Step 12: Repairing the Broken Bowl
Unfortunately at this point I was certain that I just formed a very expensive piece of firewood. Because of this I didn't take any pictures of the broken bowl. What I did to resolve the problem is I glued the top of the bowl to a scrap piece of wood. This allowed me to carefully turn the bottom of the bowl out and create a replacement with a deeper recess. The thin piece of MDF shown is to help with lining up the bottom when gluing it in place. Once dry, the MDF was turned off and the bowl was finished as it should have been before.
Step 13: Sanding
Once the outside and inside of the bowl are shaped to your liking, sand the entire bowl. I recently purchased this sander and it works amazingly well.
Step 14: Finish Bottom and Apply Finish
Remove the bowl from the lathe and sand the bottom to your liking. I mounted the bowl back in the lathe to apply a clear shellac finish to the outside and inside.
What scary lathe experiences do you have?

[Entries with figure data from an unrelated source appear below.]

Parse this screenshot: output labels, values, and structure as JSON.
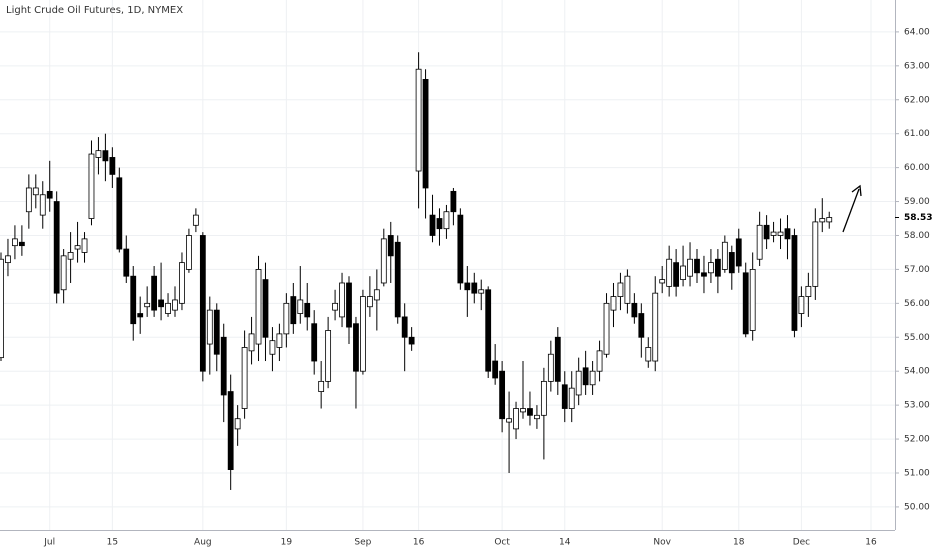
{
  "chart_data": {
    "type": "candlestick",
    "title": "Light Crude Oil Futures, 1D, NYMEX",
    "categories": [
      null,
      null,
      null,
      null,
      null,
      null,
      null,
      "Jul",
      null,
      null,
      null,
      null,
      null,
      null,
      null,
      null,
      "15",
      null,
      null,
      null,
      null,
      null,
      null,
      null,
      null,
      null,
      null,
      null,
      null,
      "Aug",
      null,
      null,
      null,
      null,
      null,
      null,
      null,
      null,
      null,
      null,
      null,
      "19",
      null,
      null,
      null,
      null,
      null,
      null,
      null,
      null,
      null,
      null,
      "Sep",
      null,
      null,
      null,
      null,
      null,
      null,
      null,
      "16",
      null,
      null,
      null,
      null,
      null,
      null,
      null,
      null,
      null,
      null,
      null,
      "Oct",
      null,
      null,
      null,
      null,
      null,
      null,
      null,
      null,
      "14",
      null,
      null,
      null,
      null,
      null,
      null,
      null,
      null,
      null,
      null,
      null,
      null,
      null,
      "Nov",
      null,
      null,
      null,
      null,
      null,
      null,
      null,
      null,
      null,
      null,
      "18",
      null,
      null,
      null,
      null,
      null,
      null,
      null,
      null,
      "Dec",
      null,
      null,
      null,
      null,
      null,
      null,
      null,
      null,
      null,
      "16"
    ],
    "open": [
      54.4,
      57.2,
      57.7,
      57.8,
      58.7,
      59.2,
      58.6,
      59.3,
      59.0,
      56.4,
      57.3,
      57.6,
      57.5,
      58.5,
      60.3,
      60.5,
      60.3,
      59.7,
      57.6,
      56.8,
      55.7,
      55.9,
      56.8,
      56.1,
      55.7,
      55.8,
      56.0,
      57.0,
      58.3,
      58.0,
      54.8,
      55.8,
      55.0,
      53.4,
      52.3,
      52.9,
      54.6,
      54.8,
      56.7,
      54.5,
      54.7,
      55.1,
      56.2,
      55.7,
      56.0,
      55.4,
      53.4,
      53.7,
      55.8,
      55.6,
      56.6,
      55.4,
      54.0,
      55.9,
      56.1,
      56.6,
      58.0,
      57.8,
      55.6,
      55.0,
      59.9,
      62.6,
      58.6,
      58.5,
      58.2,
      59.3,
      58.6,
      56.6,
      56.6,
      56.3,
      56.4,
      54.3,
      54.0,
      52.5,
      52.3,
      52.8,
      52.9,
      52.6,
      52.7,
      53.7,
      55.0,
      53.6,
      52.9,
      53.3,
      54.1,
      53.6,
      54.0,
      54.5,
      55.8,
      56.2,
      56.0,
      56.0,
      55.7,
      54.3,
      54.3,
      56.6,
      56.5,
      57.2,
      56.7,
      56.8,
      57.3,
      56.9,
      56.9,
      57.3,
      57.0,
      57.5,
      57.9,
      56.9,
      55.2,
      57.3,
      58.3,
      58.0,
      58.0,
      58.2,
      58.0,
      55.7,
      56.2,
      56.5,
      58.4,
      58.4,
      null,
      null,
      null,
      null,
      null,
      null
    ],
    "high": [
      57.5,
      57.9,
      58.3,
      58.3,
      59.8,
      59.8,
      59.6,
      60.2,
      59.3,
      57.6,
      58.1,
      58.4,
      58.1,
      60.8,
      60.9,
      61.0,
      60.6,
      60.0,
      58.0,
      57.1,
      56.2,
      56.5,
      57.1,
      57.2,
      56.3,
      56.5,
      57.5,
      58.2,
      58.8,
      58.1,
      56.2,
      56.0,
      55.4,
      53.9,
      53.0,
      55.2,
      55.6,
      57.4,
      57.2,
      55.3,
      55.4,
      56.3,
      56.6,
      57.1,
      56.6,
      55.8,
      54.3,
      55.6,
      56.4,
      56.9,
      56.8,
      55.6,
      56.4,
      56.8,
      57.0,
      58.2,
      58.4,
      58.0,
      56.0,
      55.3,
      63.4,
      62.9,
      59.2,
      58.8,
      58.9,
      59.4,
      58.8,
      57.1,
      56.9,
      56.7,
      56.5,
      54.8,
      54.3,
      53.4,
      53.1,
      54.3,
      53.4,
      53.0,
      54.1,
      54.9,
      55.3,
      54.0,
      54.0,
      54.4,
      54.6,
      54.3,
      54.9,
      56.3,
      56.6,
      56.9,
      57.0,
      56.3,
      56.0,
      55.0,
      56.8,
      57.1,
      57.7,
      57.6,
      57.7,
      57.8,
      57.6,
      57.4,
      57.6,
      57.6,
      58.0,
      57.7,
      58.2,
      57.2,
      57.5,
      58.7,
      58.6,
      58.4,
      58.5,
      58.6,
      58.2,
      56.5,
      56.9,
      58.8,
      59.1,
      58.7,
      null,
      null,
      null,
      null,
      null,
      null
    ],
    "low": [
      54.3,
      56.8,
      57.3,
      57.4,
      58.2,
      58.8,
      58.2,
      58.7,
      56.0,
      56.0,
      56.6,
      57.2,
      57.2,
      58.3,
      59.8,
      59.6,
      59.4,
      57.5,
      56.6,
      54.9,
      55.1,
      55.6,
      55.6,
      55.5,
      55.6,
      55.6,
      55.8,
      56.9,
      58.1,
      53.7,
      53.9,
      54.0,
      52.5,
      50.5,
      51.8,
      52.6,
      54.2,
      54.3,
      54.3,
      54.0,
      54.3,
      54.7,
      55.1,
      55.4,
      55.2,
      53.9,
      52.9,
      53.5,
      55.5,
      55.3,
      54.8,
      52.9,
      53.9,
      55.6,
      55.2,
      56.5,
      56.6,
      55.4,
      54.0,
      54.6,
      58.8,
      58.5,
      57.8,
      57.7,
      57.9,
      58.3,
      56.4,
      55.6,
      56.0,
      55.8,
      53.8,
      53.6,
      52.2,
      51.0,
      52.0,
      52.6,
      52.4,
      52.3,
      51.4,
      53.4,
      53.3,
      52.5,
      52.5,
      53.0,
      53.3,
      53.3,
      53.7,
      54.4,
      55.3,
      55.8,
      55.7,
      55.4,
      54.4,
      54.1,
      54.0,
      56.3,
      56.2,
      56.2,
      56.5,
      56.5,
      56.6,
      56.3,
      56.6,
      56.3,
      56.9,
      56.4,
      56.9,
      55.0,
      54.9,
      57.1,
      57.6,
      57.8,
      57.6,
      57.3,
      55.0,
      55.3,
      55.6,
      56.1,
      58.1,
      58.2,
      null,
      null,
      null,
      null,
      null,
      null
    ],
    "close": [
      57.3,
      57.4,
      57.9,
      57.7,
      59.4,
      59.4,
      59.2,
      59.1,
      56.3,
      57.4,
      57.5,
      57.7,
      57.9,
      60.4,
      60.5,
      60.2,
      59.8,
      57.6,
      56.8,
      55.4,
      55.6,
      56.0,
      55.8,
      55.9,
      56.0,
      56.1,
      57.2,
      58.0,
      58.6,
      54.0,
      55.8,
      54.5,
      53.3,
      51.1,
      52.6,
      54.7,
      55.1,
      57.0,
      55.0,
      54.9,
      55.1,
      56.0,
      55.4,
      56.1,
      55.6,
      54.3,
      53.7,
      55.2,
      56.0,
      56.6,
      55.3,
      54.0,
      56.2,
      56.2,
      56.4,
      57.9,
      57.4,
      55.6,
      55.0,
      54.8,
      62.9,
      59.4,
      58.0,
      58.2,
      58.7,
      58.7,
      56.6,
      56.4,
      56.3,
      56.4,
      54.0,
      53.8,
      52.6,
      52.6,
      52.9,
      52.9,
      52.7,
      52.7,
      53.7,
      54.5,
      53.7,
      52.9,
      53.5,
      54.0,
      53.6,
      54.0,
      54.6,
      56.0,
      56.2,
      56.6,
      56.8,
      55.6,
      55.0,
      54.7,
      56.3,
      56.7,
      57.3,
      56.5,
      57.1,
      57.3,
      56.9,
      56.8,
      57.2,
      56.8,
      57.8,
      56.9,
      57.1,
      55.1,
      57.0,
      58.3,
      57.9,
      58.1,
      58.1,
      57.9,
      55.2,
      56.2,
      56.5,
      58.4,
      58.5,
      58.53,
      null,
      null,
      null,
      null,
      null,
      null
    ],
    "last_price": 58.53,
    "up_color": "#ffffff",
    "down_color": "#000000",
    "ylim": [
      49.32,
      64.94
    ],
    "yticks": [
      {
        "value": 50,
        "label": "50.00"
      },
      {
        "value": 51,
        "label": "51.00"
      },
      {
        "value": 52,
        "label": "52.00"
      },
      {
        "value": 53,
        "label": "53.00"
      },
      {
        "value": 54,
        "label": "54.00"
      },
      {
        "value": 55,
        "label": "55.00"
      },
      {
        "value": 56,
        "label": "56.00"
      },
      {
        "value": 57,
        "label": "57.00"
      },
      {
        "value": 58,
        "label": "58.00"
      },
      {
        "value": 59,
        "label": "59.00"
      },
      {
        "value": 60,
        "label": "60.00"
      },
      {
        "value": 61,
        "label": "61.00"
      },
      {
        "value": 62,
        "label": "62.00"
      },
      {
        "value": 63,
        "label": "63.00"
      },
      {
        "value": 64,
        "label": "64.00"
      }
    ],
    "grid": true
  }
}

I would love to hear them so I don't repeat them!
We have a be nice policy.
Please be positive and constructive.
Almost all of my jaw sets for my nova chucks have a dovetail profile for expansion gripping. They
will hold with a depth of as little as 1/8"; I usually go no deeper than 3/16", unless I see some
flaw in the wood that will cause it to split out under pressure. In any case, make sure there's
sufficient wood around the edge of the dovetail.
Or: for bowls like this, I've made the bottom thicker and screwed a faceplate to it. Drill out
the screwholes and insert decorative plugs. These can be either sawn off and sanded flush,
or left a little bit proud, giving the bowl some lift on its feet.
Be safe while sanding, Do not let your abrasives wrap around your hand or fingers. Ensure that
there's sufficient thickness by folding (some insist on folding in thirds, I find that it depends on
the abrasive and work) to keep built up heat from burning you. Always sand in the downward quadrant,
so that your fingers won't get jammed and the abrasive won't get thrown back at you. Watch out
for the corners of your fold; they can catch as badly as a mishandled gouge or chisel.
Using a disk sander in the manner shown to flatten the rings is a recipe for disaster (or at least very
short fingernails). Find some other way to do it that keeps your hands away from the abrasive.
If you don't like the idea of sticking your hand deep inside a spinning bowl (and you shouldn't) or the
bowl is of a hollow design, glue up a few rings at a time, finish the insides while the bowl is still
shallow enough for comfort.
Maybe you need something like this http://lumberjocks.com/projects/19235
I have been looking for a sanding device to finish the inside of a bowl, but do not want to spend a fortune. Foolishly, I just pressed a piece of sand paper inside and gently moved it back & forth. Bad move. Last week while sanding the inside of a bowl, I ripped most of my index finger nail off. Yes it hurt, but I was more upset about getting blood on the newly turned bowl. I will not do that again. I like the Sorby sanding tool you used in the Instructable. I guess it's time to spend a couple of dollars to save the rest of my fingers.
I don't have a chuck so I screw a turned waste block to a face plate & glue the face plate to the bottom of a bowl. I use a piece of newspaper between the waste block & the bottom of the bowl to make it easier to remove it from the waste block. I cut a small kerf in the waste block to allow a sharp chisel to fit & separate it when I'm finished. I'm a newbie, but this has worked several times.